Aos que procuram.
Só
se conseguia ouvir as respirações profundas, os gemidos, quase não se via nada no
quarto escuto. Ali apenas uma fraca luz vinda de fora, aquela noite não tinha
lua. Um deles parou ofegante, sorriu por um instante e voltou a beijá-lo.
Eles
haviam se encontrado um ano antes numa lanchonete à beira da estrada, haviam
tido uma das melhores conversas de suas vidas. Aquilo havia mudado
completamente o curso da história. Guilherme mudara o curso de sua viagem, a
Bahia teria que ficar para outra hora. Enquanto ele dirigia sua velha
caminhonete, pensava no que estava perdendo, aquela ligação ele nunca mais
encontraria. Lucas tentou tirar sua mente daquele encontro e voltou para São
Paulo, durante um ano inteiro ele se tratou, tratou de sua ansiedade, lutou
contra a depressão que batia sempre em sua porta. Guilherme o procurou. Por um
ano ele tentou encontrá-lo. Fosse nas redes sociais, fosse nas ruas amontoadas
de gente.
Uma noite,
desanimado e desencantado, com a certeza de que nunca mais veria Lucas, se
enfiou em um boteco qualquer na Augusta. Sentou-se no balcão e pediu uma
cerveja, ficou ali observando o movimento, a cabeça longe, muito longe. Parecia
que ele não estava mais ali, Salvador voltou à sua mente. Talvez fosse o
momento de retomar a ideia, voltar ao desapego, sair daquela cidade outra vez.

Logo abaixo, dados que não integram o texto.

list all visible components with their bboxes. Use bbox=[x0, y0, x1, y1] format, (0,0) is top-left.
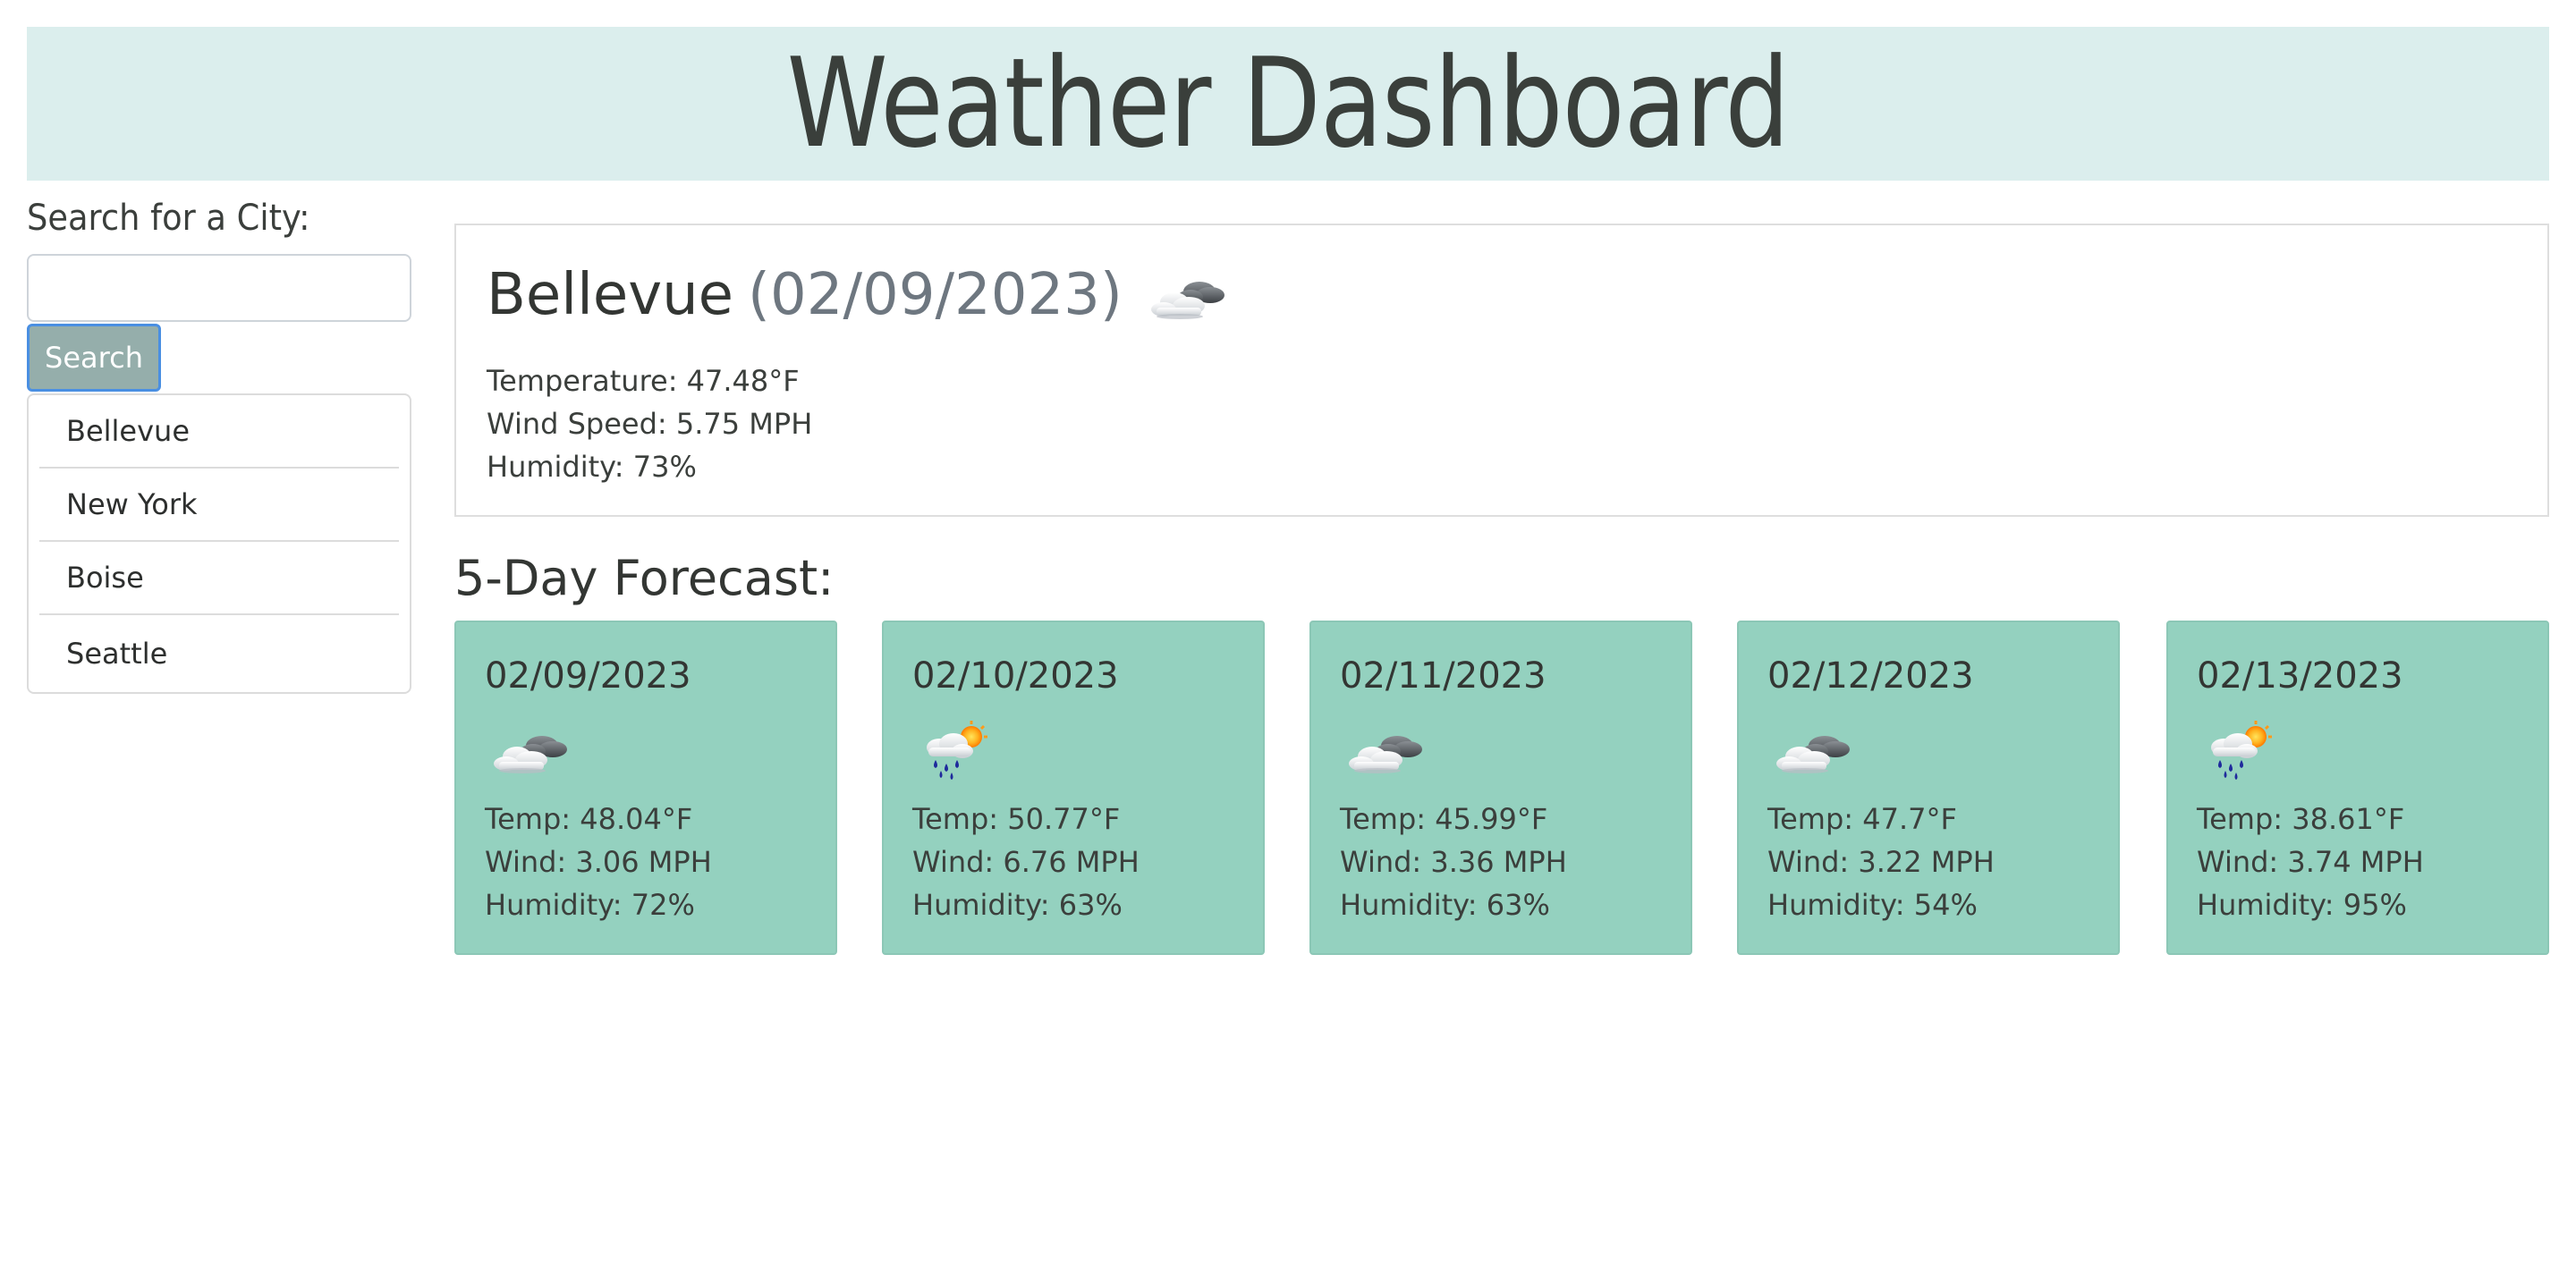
forecast-temp: Temp: 50.77°F bbox=[912, 802, 1121, 836]
cloudy-icon bbox=[1343, 717, 1429, 781]
city-history-item[interactable]: Boise bbox=[39, 542, 399, 615]
forecast-card: 02/12/2023 Temp: 47.7°F Wind: 3.22 MPH H… bbox=[1737, 621, 2120, 955]
cloudy-icon bbox=[488, 717, 574, 781]
city-history-item[interactable]: Bellevue bbox=[39, 395, 399, 469]
forecast-humidity: Humidity: 95% bbox=[2197, 888, 2407, 922]
current-weather-title: Bellevue (02/09/2023) bbox=[487, 259, 1232, 331]
current-weather-panel: Bellevue (02/09/2023) Temperature: 47.48… bbox=[454, 224, 2549, 517]
forecast-cards: 02/09/2023 Temp: 48.04°F Wind: 3.06 MPH … bbox=[454, 621, 2549, 957]
forecast-stats: Temp: 50.77°F Wind: 6.76 MPH Humidity: 6… bbox=[912, 798, 1140, 926]
search-sidebar: Search for a City: Search Bellevue New Y… bbox=[27, 193, 411, 694]
city-search-input[interactable] bbox=[27, 254, 411, 322]
forecast-humidity: Humidity: 63% bbox=[912, 888, 1123, 922]
current-city-name: Bellevue bbox=[487, 262, 734, 328]
forecast-date: 02/11/2023 bbox=[1340, 655, 1546, 697]
search-label: Search for a City: bbox=[27, 198, 310, 239]
forecast-heading: 5-Day Forecast: bbox=[454, 550, 835, 606]
rain-sun-icon bbox=[916, 717, 1002, 781]
forecast-card: 02/10/2023 Temp: 50.77°F Wind: 6.76 MPH … bbox=[882, 621, 1265, 955]
forecast-date: 02/12/2023 bbox=[1767, 655, 1974, 697]
forecast-wind: Wind: 6.76 MPH bbox=[912, 845, 1140, 879]
forecast-date: 02/09/2023 bbox=[485, 655, 691, 697]
forecast-wind: Wind: 3.36 MPH bbox=[1340, 845, 1567, 879]
forecast-stats: Temp: 47.7°F Wind: 3.22 MPH Humidity: 54… bbox=[1767, 798, 1995, 926]
page-title: Weather Dashboard bbox=[786, 31, 1790, 175]
forecast-humidity: Humidity: 72% bbox=[485, 888, 695, 922]
city-history-item[interactable]: New York bbox=[39, 469, 399, 542]
city-history-item[interactable]: Seattle bbox=[39, 615, 399, 692]
forecast-date: 02/10/2023 bbox=[912, 655, 1119, 697]
forecast-card: 02/13/2023 Temp: 38.61°F Wind: 3.74 MPH … bbox=[2166, 621, 2549, 955]
forecast-temp: Temp: 45.99°F bbox=[1340, 802, 1548, 836]
forecast-wind: Wind: 3.74 MPH bbox=[2197, 845, 2424, 879]
forecast-wind: Wind: 3.22 MPH bbox=[1767, 845, 1995, 879]
cloudy-icon bbox=[1146, 266, 1232, 324]
forecast-wind: Wind: 3.06 MPH bbox=[485, 845, 712, 879]
current-wind-speed: Wind Speed: 5.75 MPH bbox=[487, 407, 813, 441]
forecast-card: 02/09/2023 Temp: 48.04°F Wind: 3.06 MPH … bbox=[454, 621, 837, 955]
forecast-card: 02/11/2023 Temp: 45.99°F Wind: 3.36 MPH … bbox=[1309, 621, 1692, 955]
page-header: Weather Dashboard bbox=[27, 27, 2549, 181]
rain-sun-icon bbox=[2200, 717, 2286, 781]
forecast-stats: Temp: 38.61°F Wind: 3.74 MPH Humidity: 9… bbox=[2197, 798, 2424, 926]
forecast-temp: Temp: 47.7°F bbox=[1767, 802, 1957, 836]
forecast-humidity: Humidity: 54% bbox=[1767, 888, 1978, 922]
current-weather-stats: Temperature: 47.48°F Wind Speed: 5.75 MP… bbox=[487, 359, 812, 488]
search-history-list: Bellevue New York Boise Seattle bbox=[27, 393, 411, 694]
forecast-humidity: Humidity: 63% bbox=[1340, 888, 1550, 922]
forecast-stats: Temp: 48.04°F Wind: 3.06 MPH Humidity: 7… bbox=[485, 798, 712, 926]
cloudy-icon bbox=[1771, 717, 1857, 781]
forecast-stats: Temp: 45.99°F Wind: 3.36 MPH Humidity: 6… bbox=[1340, 798, 1567, 926]
search-button[interactable]: Search bbox=[27, 324, 161, 392]
current-temperature: Temperature: 47.48°F bbox=[487, 364, 800, 398]
current-date: (02/09/2023) bbox=[748, 262, 1123, 328]
forecast-date: 02/13/2023 bbox=[2197, 655, 2403, 697]
forecast-temp: Temp: 38.61°F bbox=[2197, 802, 2405, 836]
current-humidity: Humidity: 73% bbox=[487, 450, 697, 484]
forecast-temp: Temp: 48.04°F bbox=[485, 802, 693, 836]
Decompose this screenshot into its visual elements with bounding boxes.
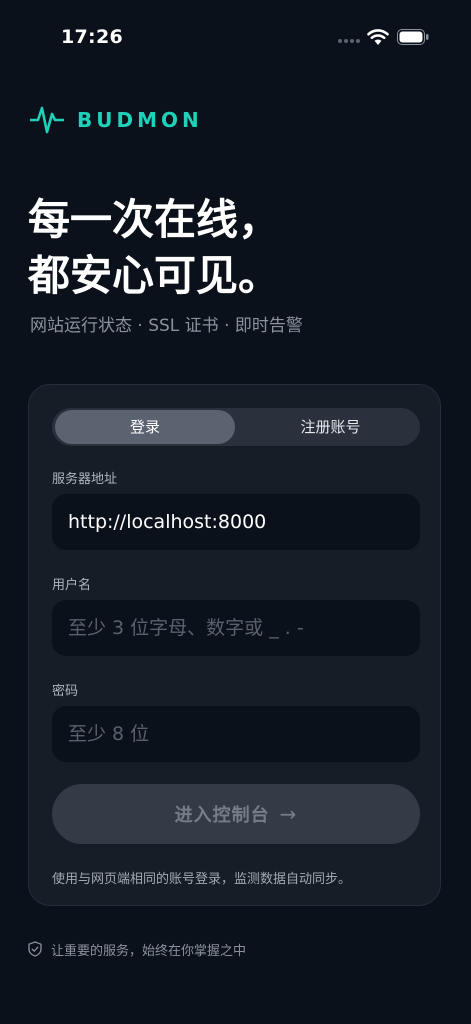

Fugir de tudo, nada mais o prendia ali. De repente, o tempo parou. Sorrindo de
uma forma encantadora, Lucas passou pela calçada apinhada de gente que bebia,
ria e conversava. O coração de Guilherme acelerou, ele saiu correndo sem pagar
a cerveja. Ficou dois segundos parado procurando, viu que ele estava
atravessando a rua, se meteu entre os carros que buzinaram para ele. Lucas e os
amigos viraram para ver o que estava acontecendo na rua. Lucas podia jurar que
seu coração parou de bater por alguns segundos, ele ficou branco e começou a
suar imediatamente apesar do vento frio, Guilherme parou na sua frente. Os dois
sorriram.
-Salvador
mudou de lugar? – perguntou Lucas sorrindo.
-Não,
Salvador continua lá. Eu que nunca cheguei. – disse Guilherme meio sem graça
reparando que os amigos de Lucas olhavam para aquilo sem entender nada.
-Por
quê?
-Lembra
que eu disse que estava deixando São Paulo porque...
-Nada
mais te prendia aqui. Sim.
-Pois
é, achei alguma coisa que me prendeu de novo.
Lucas
ficou vermelho, sabia que não era por causa do vento frio. Ele abaixou a cabeça
e mordeu o lábio inferior.
-Lucas,
você não vai apresentar o moço? – perguntou um rapaz com a voz anasalada e o
cabelo pintado de branco.
-Esse
é o Guilherme... A gente se conheceu faz um tempo. Por aí. Guilherme, esses são
meus amigos...
-Quer
tomar uma cerveja? – ele interrompeu correndo o risco de ser um pouco grosseiro
– Na verdade, acho que não paguei a que eu estava tomando ali.
-É
que eu estou com eles... Nós íamos dançar e... – ele pensou melhor – Tudo bem.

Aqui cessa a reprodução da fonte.